Keywords :
Ivorian mango, Mango kernel fat, Fatty acid composition, Triacylglycerol composition, Solid fat content; Crystallization and melting properties, Polymorphism behaviour, Fractionation, Stearin, olein fraction, CBE, CBI,; Potential Applications
References of the abstract :
Mango is one of the most popular fruits in Ivory Coast, and its cultivation has seen significant growth in recent years. After local direct consumption or industrial processing of mango pulp, the seeds are routinely discarded as waste, despite being a potential source of fat, protein, starch and bioactive compounds. Mango kernel is a potential source of edible fat, which has garnered significant interest due to its biological activities and qualities as natural food and functional food ingredients in the manufacturing of confectionary and chocolate products and for remarkable antioxidant activities in some food systems. However, the fat content (4 to 15%) and quality depend on the varieties grown in different countries. In light of this, Ivorian mango kernels might be a promising source of edible fat that worth to be investigated. Therefore, the goal of this work was to extract MKF from various Ivorian mango varieties and assess their physicochemical characteristics. The results showed that whatever the variety, stearic (St) and oleic (O) acid were the main FA, with the main TAG being StOSt, StLSt (L= linoleic acid) and StOO. The composition was however highly variable depending on the variety, which was reflected in the physicochemical properties. For instance, the crystallization onset temperatures varied from 15°C to 20°C, while the complete melting occurred at around 35°C and 38°C respectively. Regarding polymorphism, X-ray diffraction data showed that β-polymorph was the most prevailing and stable form for all samples.

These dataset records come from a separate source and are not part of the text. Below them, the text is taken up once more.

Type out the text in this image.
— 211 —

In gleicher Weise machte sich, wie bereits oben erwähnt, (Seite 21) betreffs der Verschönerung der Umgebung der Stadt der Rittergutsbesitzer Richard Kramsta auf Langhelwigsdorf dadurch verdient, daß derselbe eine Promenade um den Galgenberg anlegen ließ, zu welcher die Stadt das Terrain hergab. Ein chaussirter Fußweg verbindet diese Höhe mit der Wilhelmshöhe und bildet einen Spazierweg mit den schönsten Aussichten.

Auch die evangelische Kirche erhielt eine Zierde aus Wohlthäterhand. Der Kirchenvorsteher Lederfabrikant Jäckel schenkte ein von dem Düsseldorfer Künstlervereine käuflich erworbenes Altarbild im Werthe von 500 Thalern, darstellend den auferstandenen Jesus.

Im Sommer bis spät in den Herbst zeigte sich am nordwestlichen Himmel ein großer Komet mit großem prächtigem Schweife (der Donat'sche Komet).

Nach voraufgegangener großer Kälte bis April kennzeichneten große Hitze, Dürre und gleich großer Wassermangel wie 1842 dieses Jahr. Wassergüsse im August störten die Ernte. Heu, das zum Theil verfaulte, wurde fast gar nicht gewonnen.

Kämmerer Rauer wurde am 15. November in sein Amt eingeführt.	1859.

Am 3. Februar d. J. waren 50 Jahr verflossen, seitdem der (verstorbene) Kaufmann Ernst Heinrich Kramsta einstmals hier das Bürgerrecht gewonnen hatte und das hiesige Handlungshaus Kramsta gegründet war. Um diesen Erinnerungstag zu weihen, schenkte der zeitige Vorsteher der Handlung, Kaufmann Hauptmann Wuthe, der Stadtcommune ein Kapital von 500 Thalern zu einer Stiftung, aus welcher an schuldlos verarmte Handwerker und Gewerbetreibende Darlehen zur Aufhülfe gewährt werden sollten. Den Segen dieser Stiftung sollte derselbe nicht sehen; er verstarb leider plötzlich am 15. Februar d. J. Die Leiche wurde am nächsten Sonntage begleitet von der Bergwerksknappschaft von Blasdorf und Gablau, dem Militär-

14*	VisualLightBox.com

Two varieties were then selected (one Hard-StOSt rich fat (Djakoumankoun, DN) and one Soft-StOSt rich fat (Kent, KT)) and solvent fractionated in order to broaden their potential applications. After fractionation, all the stearin fractions were enriched in SOS TAGs, mainly StOSt, which increased from 28% to ~65% for KT, while for DN, it increased from 46% to ~72%. The stearin yield was up to 73% for DN, but only about 35% for KT. Due to their physicochemical properties, the olein fractions could be used for the production of cooking oil, frying oil and margarines, while the stearin fractions could be used to produce CBE.